The rest is all thrilling process of a sort Hollywood isn’t much good at anymore: just a person taking clear and meaningful action in a cramped, precarious space. In the first moments, Redford’s character, hereafter just Redford, awakens on his fancypants boat to discover that even the insulated rich sometimes take a hit from globalization–in this case, in the form of one of those one-size-fits-all shipping crates, a floating boxcar that has spilled off a trawler and cracked Redford’s yacht. The rest of the film is him trying not to die.

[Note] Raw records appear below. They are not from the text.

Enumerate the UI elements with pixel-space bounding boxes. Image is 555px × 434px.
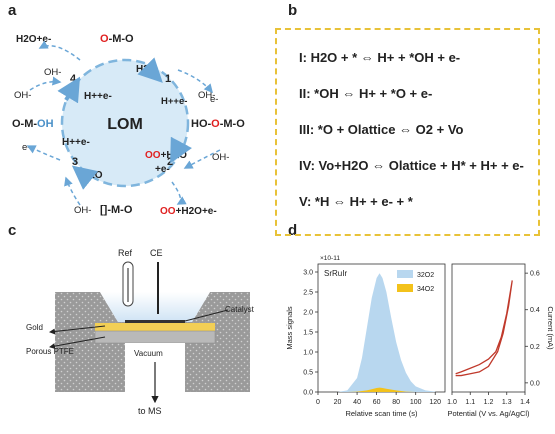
chart2-xtick-label: 1.1 (465, 399, 475, 406)
chart2-ytick-label: 0.2 (530, 344, 540, 351)
arrow-step3 (26, 145, 61, 161)
ref-label: Ref (118, 248, 133, 258)
vacuum-label: Vacuum (134, 349, 163, 358)
chart1-xlabel: Relative scan time (s) (345, 409, 418, 418)
chart1-xtick-label: 20 (334, 399, 342, 406)
top-species: O-M-O (100, 33, 134, 45)
panel-label-b: b (288, 2, 298, 19)
arrow-step3b (64, 176, 81, 206)
chart2-ytick-label: 0.4 (530, 307, 540, 314)
catalyst-label: Catalyst (225, 305, 255, 314)
oh-label-4: OH- (212, 152, 229, 163)
e-label-2: e- (22, 142, 30, 153)
panel-label-d: d (288, 222, 298, 239)
chart1-ytick-label: 2.5 (303, 290, 313, 297)
legend-label-34o2: 34O2 (417, 286, 434, 293)
ptfe-layer (94, 330, 216, 344)
cycle-arrow-1 (137, 57, 163, 83)
oh-label-3: OH- (198, 90, 215, 101)
ptfe-label: Porous PTFE (26, 347, 74, 356)
gold-leader (49, 325, 106, 335)
gold-label: Gold (26, 323, 43, 332)
legend-label-32o2: 32O2 (417, 272, 434, 279)
arrow-step1 (177, 69, 213, 94)
equation-4: IV: Vo+H2O ⇔ Olattice + H* + H+ + e- (299, 158, 524, 173)
arrow-step2 (183, 149, 221, 169)
catalyst-layer (125, 320, 185, 323)
step2-o-o: OO+H2O (145, 150, 187, 161)
chart1-ytick-label: 0.5 (303, 370, 313, 377)
chart1-scale-label: ×10-11 (320, 255, 340, 262)
equation-2: II: *OH ⇔ H+ + *O + e- (299, 86, 433, 101)
lom-center-label: LOM (107, 116, 143, 133)
equation-1: I: H2O + * ⇔ H+ + *OH + e- (299, 50, 461, 65)
legend-swatch-34o2 (397, 284, 413, 292)
chart2-xtick-label: 1.3 (502, 399, 512, 406)
chart1-xtick-label: 80 (392, 399, 400, 406)
oh-label-1: OH- (44, 67, 61, 78)
chart1-ytick-label: 0.0 (303, 390, 313, 397)
ce-label: CE (150, 248, 163, 258)
lom-cycle-diagram: LOM O-M-O H2O+e- O-M-OH HO-O-M-O []-M-O … (12, 33, 245, 217)
chart1-ytick-label: 1.5 (303, 330, 313, 337)
cycle-arrow-2 (170, 136, 192, 164)
chart2-xlabel: Potential (V vs. Ag/AgCl) (447, 409, 530, 418)
to-ms-label: to MS (138, 406, 162, 416)
arrow-step2b (171, 181, 187, 205)
step4-proton: H++e- (84, 91, 112, 102)
step-1: 1 (165, 73, 171, 85)
cycle-arrow-3 (71, 165, 99, 190)
series-32o2-area (337, 273, 436, 392)
equation-box: I: H2O + * ⇔ H+ + *OH + e- II: *OH ⇔ H+ … (275, 28, 540, 236)
e-label-1: e- (210, 94, 218, 105)
top-left-product: H2O+e- (16, 34, 51, 45)
chart2-xtick-label: 1.4 (520, 399, 530, 406)
oh-label-2: OH- (14, 90, 31, 101)
top-left-arrow (38, 40, 81, 61)
dems-chart-figure: 0 20 40 60 80 100 120 0.0 0.5 1.0 1.5 2.0 2.5 3.0 ×10-… (285, 255, 555, 418)
step-3: 3 (72, 156, 78, 168)
chart1-xtick-label: 120 (429, 399, 441, 406)
equation-3: III: *O + Olattice ⇔ O2 + Vo (299, 122, 464, 137)
oh-label-5: OH- (74, 205, 91, 216)
step1-proton: H++e- (161, 96, 187, 107)
chart1-ytick-label: 1.0 (303, 350, 313, 357)
dems-cell-schematic: Ref CE Vacuum to MS Catalyst Gold Porous… (26, 248, 255, 416)
legend-swatch-32o2 (397, 270, 413, 278)
series-34o2-area (347, 387, 416, 392)
chart2-frame (451, 263, 526, 393)
chart2-ytick-label: 0.0 (530, 380, 540, 387)
right-species: HO-O-M-O (191, 118, 245, 130)
panel-label-a: a (8, 2, 17, 19)
chart2-xtick-label: 1.0 (447, 399, 457, 406)
left-species: O-M-OH (12, 118, 54, 130)
bottom-species: []-M-O (100, 204, 133, 216)
panel-label-c: c (8, 222, 17, 239)
gold-layer (95, 323, 215, 331)
equation-5: V: *H ⇔ H+ + e- + * (299, 194, 413, 209)
arrow-step4 (29, 76, 62, 91)
step2-electron: +e- (155, 164, 170, 175)
catalyst-leader (184, 309, 229, 322)
chart2-xtick-label: 1.2 (484, 399, 494, 406)
current-potential-line (455, 280, 513, 377)
electrolyte (100, 292, 210, 322)
chart1-ylabel: Mass signals (285, 306, 294, 350)
chart2-ylabel: Current (mA) (546, 306, 555, 350)
chart1-ytick-label: 3.0 (303, 270, 313, 277)
step-2: 2 (167, 156, 173, 168)
chart1-xtick-label: 0 (316, 399, 320, 406)
chart1-ytick-label: 2.0 (303, 310, 313, 317)
chart1-xtick-label: 60 (373, 399, 381, 406)
chart2-ytick-label: 0.6 (530, 271, 540, 278)
bottom-right-product: OO+H2O+e- (160, 206, 217, 217)
step3-proton: H++e- (62, 137, 90, 148)
ptfe-leader (49, 336, 106, 350)
chart1-sample-label: SrRuIr (324, 269, 347, 278)
cycle-arrow-4 (57, 76, 81, 104)
chart1-xtick-label: 40 (353, 399, 361, 406)
lom-circle (60, 58, 190, 188)
chart1-xtick-label: 100 (410, 399, 422, 406)
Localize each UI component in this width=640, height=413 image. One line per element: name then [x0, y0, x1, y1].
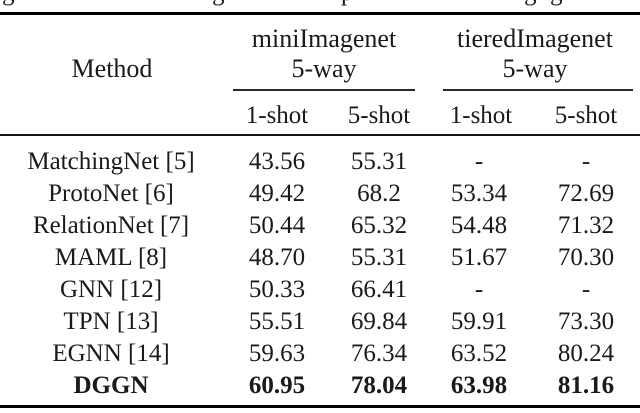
value-cell: 55.51: [248, 308, 306, 335]
column-header-tiered-1shot: 1-shot: [449, 102, 513, 129]
caption-glyph-fragment: g: [212, 0, 225, 5]
value-cell: 60.95: [248, 372, 306, 399]
caption-glyph-fragment: p: [341, 0, 354, 5]
value-cell: 80.24: [557, 340, 615, 367]
value-cell: 70.30: [557, 244, 615, 271]
caption-glyph-fragment: g: [550, 0, 563, 5]
table-top-rule: [0, 12, 640, 15]
method-cell: MatchingNet [5]: [27, 148, 195, 175]
value-cell: 50.33: [248, 276, 306, 303]
caption-glyph-fragment: g: [524, 0, 537, 5]
method-cell: GNN [12]: [59, 276, 163, 303]
value-cell: 59.63: [248, 340, 306, 367]
table-row: DGGN 60.95 78.04 63.98 81.16: [0, 370, 640, 402]
column-header-mini-1shot: 1-shot: [245, 102, 309, 129]
cmidrule-tieredimagenet: [443, 89, 633, 91]
value-cell: 48.70: [248, 244, 306, 271]
table-row: RelationNet [7] 50.44 65.32 54.48 71.32: [0, 210, 640, 242]
value-cell: -: [581, 148, 591, 175]
value-cell: -: [474, 276, 484, 303]
table-row: MatchingNet [5] 43.56 55.31 - -: [0, 146, 640, 178]
method-cell: TPN [13]: [63, 308, 159, 335]
value-cell: 51.67: [450, 244, 508, 271]
group-header-miniimagenet: miniImagenet: [251, 24, 397, 53]
table-mid-rule: [0, 134, 640, 136]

His radio is fried, the boat is sinking, and the nearest shipping lanes are hundreds of miles away.

In a way, it’s an earthbound variation on Alfonso Cuarón’s Gravity, with one inhospitable element swapped for another, and desperate folks hauling every bit of strength and ingenuity up out of themselves to survive. Chandor shrewdly handles the complex cause-and-effect of boat life–it’s always clear what each rope Redford handles is attached to, and there’s wonderful tension in moments where Redford is clambering from bow to stern–those surfaces are slick, those waves unpredictable. The film is, in one respect, more daring than Cuarón’s: We’re given only a few hints about this man’s pre-crisis life, which is just fine. The will to survive is moving enough–here it is, stripped to its elements.